Published February 22, 2022

TACF chapter members are a crucial asset toward our mission to rescue the American chestnut tree. In addition to their invaluable volunteer work, we also appreciate their diverse interests and expertise. For example, Indiana Chapter President Glenn Kotnik is not only passionate about American chestnut restoration, he is also a skilled and knowledgeable nature photographer! Please enjoy the following educational piece by Glenn in which he explains the phenomenon of ice flowers as part of an exhibit for the Lake Hope State Park Nature Center in southeastern Ohio.

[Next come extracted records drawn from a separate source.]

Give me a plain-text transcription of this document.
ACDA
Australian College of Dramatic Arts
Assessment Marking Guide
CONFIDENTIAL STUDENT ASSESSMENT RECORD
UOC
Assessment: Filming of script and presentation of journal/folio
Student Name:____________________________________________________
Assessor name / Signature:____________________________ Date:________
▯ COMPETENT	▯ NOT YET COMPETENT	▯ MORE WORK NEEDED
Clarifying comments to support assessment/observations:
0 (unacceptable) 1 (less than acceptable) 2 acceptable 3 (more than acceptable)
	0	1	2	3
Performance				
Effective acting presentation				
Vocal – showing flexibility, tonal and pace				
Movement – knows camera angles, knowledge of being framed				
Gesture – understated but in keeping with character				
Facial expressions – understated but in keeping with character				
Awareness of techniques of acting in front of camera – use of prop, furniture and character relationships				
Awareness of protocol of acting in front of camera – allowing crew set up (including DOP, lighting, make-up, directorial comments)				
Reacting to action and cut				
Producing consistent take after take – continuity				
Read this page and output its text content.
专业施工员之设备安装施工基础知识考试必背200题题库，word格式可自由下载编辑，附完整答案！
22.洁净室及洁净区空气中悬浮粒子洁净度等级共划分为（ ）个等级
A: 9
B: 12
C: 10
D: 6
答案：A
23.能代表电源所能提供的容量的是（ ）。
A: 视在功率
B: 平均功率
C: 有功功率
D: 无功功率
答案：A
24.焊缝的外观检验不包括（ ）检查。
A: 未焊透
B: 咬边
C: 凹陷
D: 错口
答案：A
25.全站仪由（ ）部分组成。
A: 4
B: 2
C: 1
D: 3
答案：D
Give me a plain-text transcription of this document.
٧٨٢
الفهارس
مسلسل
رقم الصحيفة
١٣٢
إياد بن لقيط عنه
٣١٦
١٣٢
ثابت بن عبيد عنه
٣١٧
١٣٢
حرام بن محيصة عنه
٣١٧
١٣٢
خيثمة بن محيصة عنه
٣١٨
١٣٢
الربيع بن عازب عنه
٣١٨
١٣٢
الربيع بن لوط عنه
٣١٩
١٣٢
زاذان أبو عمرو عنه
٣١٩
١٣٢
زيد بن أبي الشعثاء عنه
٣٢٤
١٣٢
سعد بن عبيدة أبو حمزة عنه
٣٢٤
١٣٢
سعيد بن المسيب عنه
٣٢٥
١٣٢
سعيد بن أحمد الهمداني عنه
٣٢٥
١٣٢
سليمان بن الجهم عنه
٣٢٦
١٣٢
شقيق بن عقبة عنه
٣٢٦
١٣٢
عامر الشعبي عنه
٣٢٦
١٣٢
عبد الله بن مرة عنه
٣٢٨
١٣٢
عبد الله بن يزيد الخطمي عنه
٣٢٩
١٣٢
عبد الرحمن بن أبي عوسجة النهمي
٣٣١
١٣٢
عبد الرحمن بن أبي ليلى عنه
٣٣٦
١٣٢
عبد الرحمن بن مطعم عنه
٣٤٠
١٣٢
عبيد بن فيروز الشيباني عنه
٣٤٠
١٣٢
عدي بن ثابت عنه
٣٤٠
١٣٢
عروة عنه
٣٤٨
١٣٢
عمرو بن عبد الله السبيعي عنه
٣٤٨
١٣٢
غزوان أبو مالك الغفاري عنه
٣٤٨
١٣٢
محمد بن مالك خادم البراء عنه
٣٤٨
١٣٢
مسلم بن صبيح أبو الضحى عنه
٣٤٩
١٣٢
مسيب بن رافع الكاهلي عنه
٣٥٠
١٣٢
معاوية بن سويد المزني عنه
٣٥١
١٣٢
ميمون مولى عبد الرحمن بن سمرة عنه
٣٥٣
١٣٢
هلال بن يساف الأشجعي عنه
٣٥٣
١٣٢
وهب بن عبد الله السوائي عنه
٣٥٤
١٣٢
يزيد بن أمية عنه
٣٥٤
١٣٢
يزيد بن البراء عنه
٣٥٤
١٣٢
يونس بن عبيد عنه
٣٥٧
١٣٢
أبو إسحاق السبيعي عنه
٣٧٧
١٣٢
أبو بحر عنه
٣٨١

Another photo of ice flowers, courtesy of Glenn Kotnik.

“A pleasant surprise on a frosty late autumn or early spring morning!

Ice flowers may be overlooked by a hiker who is not searching for them, they are often hidden by vegetation along trails. Also known as frost flowers, they only form when weather is above freezing and the soil is wet, and there is a sudden hard freeze as the temperature drops. Liquid sap in the roots and lower stems of certain plants begins to freeze and is forced out through cracks in the bases of the stems. As the extruded sap hits the frigid air it immediately freezes into fantastic shapes resembling plant flowers. Indeed ice flowers are not actual flowers of flowering plants, ice flowers are water, ice, that’s all.

‘Certain plants’ is key. In the Midwest and the Zeleski State Forest area, only one plant is known to produce ice flowers: Cunila origanoides, also known as Dittany, a member of the mint family Lamiaceae. Like most members of the mint family, the crushed leaves of Dittany have a wonderful fragrance, very much like oregano or Wild Bergamot, which are also Lamiaceae.

Why are ice flowers limited to just Dittany? To answer this question, I performed microscopy on the dry stems of Dittany. There clearly were longitudinal cracks in the lower stems of Dittany through which sap could be extruded, and in frosty weather the sap could freeze into ribbons of ice, hence ice flowers!

Dittany is easier to spot in the summer when its tiny blue flowers can be seen along woodland trails. Keep the location in mind and return when the plants have tried up and there is a sudden hard freeze, you may be rewarded by the sight of ice flowers.”